It’s Friday evening. The air is cool and the sky is clear. A group of well-dressed men and women gather at Empowerment Temple in West Baltimore at an event designed to spur people to register and vote in the upcoming election and those that will follow.
Inside the church, a panel of distinguished guests has their audience's full attention. CNN commentator Roland Martin asked the panel–including the Rev. Jesse L. Jackson, former Rep. John Conyers, BET commentator Jeff Johnson, Bishop Vashti McKenzie and several others–what they perceived to be the biggest problem among Blacks and how that problem could be resolved.
The debate moved from one point to another. Jackson got a standing ovation after he claimed that the law does not work in favor of African Americans. “When black kills white, its jail time, when white kills black, its riot time and when black kills black, its Miller time.," Jackson said. Another panelist member said that with the current generation, main stream hip hop is pushing death through ITunes. McKenzie said that women have to be, “sick and tired of being sick and tired” and that if women want to change the negative portrayals of them in the media, then they must stop funding it.
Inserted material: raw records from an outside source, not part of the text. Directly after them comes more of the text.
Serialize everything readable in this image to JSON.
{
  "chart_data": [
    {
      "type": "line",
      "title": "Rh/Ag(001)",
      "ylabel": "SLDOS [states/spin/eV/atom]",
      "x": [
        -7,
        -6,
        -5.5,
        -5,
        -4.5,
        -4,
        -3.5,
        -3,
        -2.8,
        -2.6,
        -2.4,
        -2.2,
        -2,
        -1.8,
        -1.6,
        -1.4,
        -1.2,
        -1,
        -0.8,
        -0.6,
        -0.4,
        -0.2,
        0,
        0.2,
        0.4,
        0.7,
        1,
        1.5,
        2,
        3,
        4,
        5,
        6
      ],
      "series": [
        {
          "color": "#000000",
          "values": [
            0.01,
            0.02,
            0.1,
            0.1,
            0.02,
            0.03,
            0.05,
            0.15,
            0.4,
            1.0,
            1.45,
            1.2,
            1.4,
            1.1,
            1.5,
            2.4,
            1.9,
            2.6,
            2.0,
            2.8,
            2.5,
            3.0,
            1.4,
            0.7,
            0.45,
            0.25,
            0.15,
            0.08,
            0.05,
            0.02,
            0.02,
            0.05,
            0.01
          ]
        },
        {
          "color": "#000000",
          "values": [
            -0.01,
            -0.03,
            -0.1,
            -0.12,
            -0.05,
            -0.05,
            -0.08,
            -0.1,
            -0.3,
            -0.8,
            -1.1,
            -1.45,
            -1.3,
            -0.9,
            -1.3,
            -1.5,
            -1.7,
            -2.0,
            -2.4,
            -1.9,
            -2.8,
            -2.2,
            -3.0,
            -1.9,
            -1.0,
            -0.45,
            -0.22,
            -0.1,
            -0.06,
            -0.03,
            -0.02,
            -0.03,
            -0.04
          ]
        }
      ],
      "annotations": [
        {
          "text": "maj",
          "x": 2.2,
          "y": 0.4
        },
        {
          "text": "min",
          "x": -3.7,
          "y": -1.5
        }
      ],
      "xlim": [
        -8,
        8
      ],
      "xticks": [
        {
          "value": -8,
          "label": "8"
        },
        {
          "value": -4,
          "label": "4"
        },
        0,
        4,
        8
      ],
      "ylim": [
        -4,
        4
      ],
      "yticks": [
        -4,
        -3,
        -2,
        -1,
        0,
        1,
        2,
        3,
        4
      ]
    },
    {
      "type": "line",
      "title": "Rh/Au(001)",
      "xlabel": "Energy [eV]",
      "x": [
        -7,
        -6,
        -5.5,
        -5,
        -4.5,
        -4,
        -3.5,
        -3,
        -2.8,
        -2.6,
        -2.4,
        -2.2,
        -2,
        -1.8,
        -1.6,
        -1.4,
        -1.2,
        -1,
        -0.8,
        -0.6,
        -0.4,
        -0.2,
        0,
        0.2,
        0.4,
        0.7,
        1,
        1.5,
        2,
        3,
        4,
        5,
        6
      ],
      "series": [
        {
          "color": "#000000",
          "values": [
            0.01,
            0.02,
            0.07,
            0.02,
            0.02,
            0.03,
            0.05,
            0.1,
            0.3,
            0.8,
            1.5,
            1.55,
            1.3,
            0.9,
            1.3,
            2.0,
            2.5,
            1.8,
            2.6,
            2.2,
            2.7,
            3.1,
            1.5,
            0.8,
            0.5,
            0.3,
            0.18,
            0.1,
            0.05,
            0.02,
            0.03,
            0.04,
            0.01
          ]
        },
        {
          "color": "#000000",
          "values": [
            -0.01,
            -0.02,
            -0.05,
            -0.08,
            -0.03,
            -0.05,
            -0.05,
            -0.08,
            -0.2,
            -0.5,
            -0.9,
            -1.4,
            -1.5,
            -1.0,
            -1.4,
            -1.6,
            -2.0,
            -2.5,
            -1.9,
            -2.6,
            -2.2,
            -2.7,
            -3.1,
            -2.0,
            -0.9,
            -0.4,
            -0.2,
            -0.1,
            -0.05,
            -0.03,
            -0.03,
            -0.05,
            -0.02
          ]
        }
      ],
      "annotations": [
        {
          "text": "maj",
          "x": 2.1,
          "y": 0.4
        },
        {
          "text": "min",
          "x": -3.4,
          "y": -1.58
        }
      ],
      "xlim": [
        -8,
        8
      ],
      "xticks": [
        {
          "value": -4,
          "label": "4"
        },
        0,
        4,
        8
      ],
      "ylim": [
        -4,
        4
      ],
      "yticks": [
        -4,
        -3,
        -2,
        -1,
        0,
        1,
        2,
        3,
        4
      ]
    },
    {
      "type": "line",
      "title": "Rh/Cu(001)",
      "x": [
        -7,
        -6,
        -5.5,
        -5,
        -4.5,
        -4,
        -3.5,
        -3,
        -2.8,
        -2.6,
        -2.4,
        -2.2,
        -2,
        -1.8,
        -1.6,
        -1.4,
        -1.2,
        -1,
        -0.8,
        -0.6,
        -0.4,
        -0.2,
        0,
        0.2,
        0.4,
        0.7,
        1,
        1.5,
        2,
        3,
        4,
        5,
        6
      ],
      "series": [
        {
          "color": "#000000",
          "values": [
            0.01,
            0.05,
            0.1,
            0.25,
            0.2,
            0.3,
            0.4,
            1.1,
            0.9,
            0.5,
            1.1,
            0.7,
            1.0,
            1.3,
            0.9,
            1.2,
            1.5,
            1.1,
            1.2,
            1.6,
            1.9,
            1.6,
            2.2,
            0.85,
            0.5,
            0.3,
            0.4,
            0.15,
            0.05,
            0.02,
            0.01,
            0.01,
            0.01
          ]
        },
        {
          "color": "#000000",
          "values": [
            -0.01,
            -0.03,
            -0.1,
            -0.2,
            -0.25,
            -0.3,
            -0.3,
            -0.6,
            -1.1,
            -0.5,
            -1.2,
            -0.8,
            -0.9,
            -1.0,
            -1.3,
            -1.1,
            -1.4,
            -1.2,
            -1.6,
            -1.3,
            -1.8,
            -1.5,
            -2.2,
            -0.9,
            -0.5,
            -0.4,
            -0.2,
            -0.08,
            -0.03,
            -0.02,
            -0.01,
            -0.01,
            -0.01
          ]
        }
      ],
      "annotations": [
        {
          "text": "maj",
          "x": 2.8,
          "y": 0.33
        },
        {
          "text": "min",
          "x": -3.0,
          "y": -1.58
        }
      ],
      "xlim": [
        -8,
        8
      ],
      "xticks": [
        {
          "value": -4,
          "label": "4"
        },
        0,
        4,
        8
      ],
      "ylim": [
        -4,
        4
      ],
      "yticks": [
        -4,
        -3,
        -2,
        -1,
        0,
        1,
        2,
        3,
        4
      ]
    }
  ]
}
Johnson made all the black men in the room stand. He asked them to look around at each other and emphasized that there was significance to this symbolism. Decades ago, “Black men were in uniform,” he said, adding that Black men used to be trained to stand in the front line in their communities.
“Whether it was black folks or white folks, it said that our lives matter and men are going to defend the lives of those in the community,” Johnson said.
The three day event, which started Aug. 16, was entitled "Code Red: It’s A State of Emergency." The goal was to inform, urge voters to get out on Election Day and also to deputize others to register voters.
"We…want to put the power back into the hands of the people,” said Dr. Jamal Bryant, founder and pastor of Empowerment Temple, before the event. "Attendees can then go back home and register the people in their communities, in their homes, and in their fraternities and sororities. It's an incredible opportunity that we've not taken advantage of. "
Bryant says the idea for the conference was sparked a few months ago when he saw an African American pastor and legislator, Del. Emmett C. Burns (D-Baltimore County), stating in national news that he would be staying home on Election Day because of President Obama’s stance on gay marriage.
“With the church being nonpartisan, you can vote for anybody, but to not participate in the democratic process at all would be a very dangerous precedent,” said Bryant.
Burns, pastor of The Rising Sun Baptist Church in Woodlawn, Md., later told the AFRO he changed his mind and would be casting a ballot on Nov. 6 because not doing so “would be the wrong thing to do.”
Day one of the Code Red conference focused on will focus on the lack of a common Black agenda, something Bryant says every group of Americans except African Americans have.
"Where do we want to see the Black community in four years? What are we asking the next president to do, whether it's President Obama or Romney,” said Bryant.
“I want to see an investigation into how the prison system has become the new plantation. We need to turn that around. I'd like to see more funding for our public schools and an economic plan that pushes entrepreneurship and investment. I want our young people who are at the lowest economic stratus to still have an opportunity to compete on a global scale.
“We need to be spending the night at the polls so that our voices are heard and our agenda is met,” he said.
Attendees of Friday’s session will walk away prepared to register voters.
"This isn't just about the presidential election this year,” said Marvin Randolph , senior vice president of campaigns for the NAACP, in an interview. “Across this nation, mayors are being elected, sheriffs and police commissioners will be appointed…Many things in our communities are affected by the ballot box. The black church has always been a very important part of both educating African American people about voting and making sure people understand what's at stake.”
Civil rights organizations across the country are predicting that the wave of new voter I.D. laws could have a devastating effect on the next election. According to the Brennan Center for Justice at the New York University School of Law, 5 million voters stand to become disenfranchised on Election Day due to laws that have changed requirements to cast a ballot and registration periods.
Seven states, are requiring voters to show a state-issued I.D. in order to vote, which poses a problem for out-of-state college students. The report also shows that 13 states have introduced legislation to end same-day registration and voting. In Alabama, Kansas, and Tennessee, proof of citizenship is now required in order to vote, meaning voters will have to show a document, like a birth certificate, before receiving a ballot.
After several standing ovations and heated debated between the panelists, the evening ended with a couple of selection from a choir and a benediction from Bryant. The forum can be viewed on the Empowerment Temple website. Bryant left the audience with something to think about as they prepared to exit his church.
“We are in a crisis," he said. "Sound the alarms!”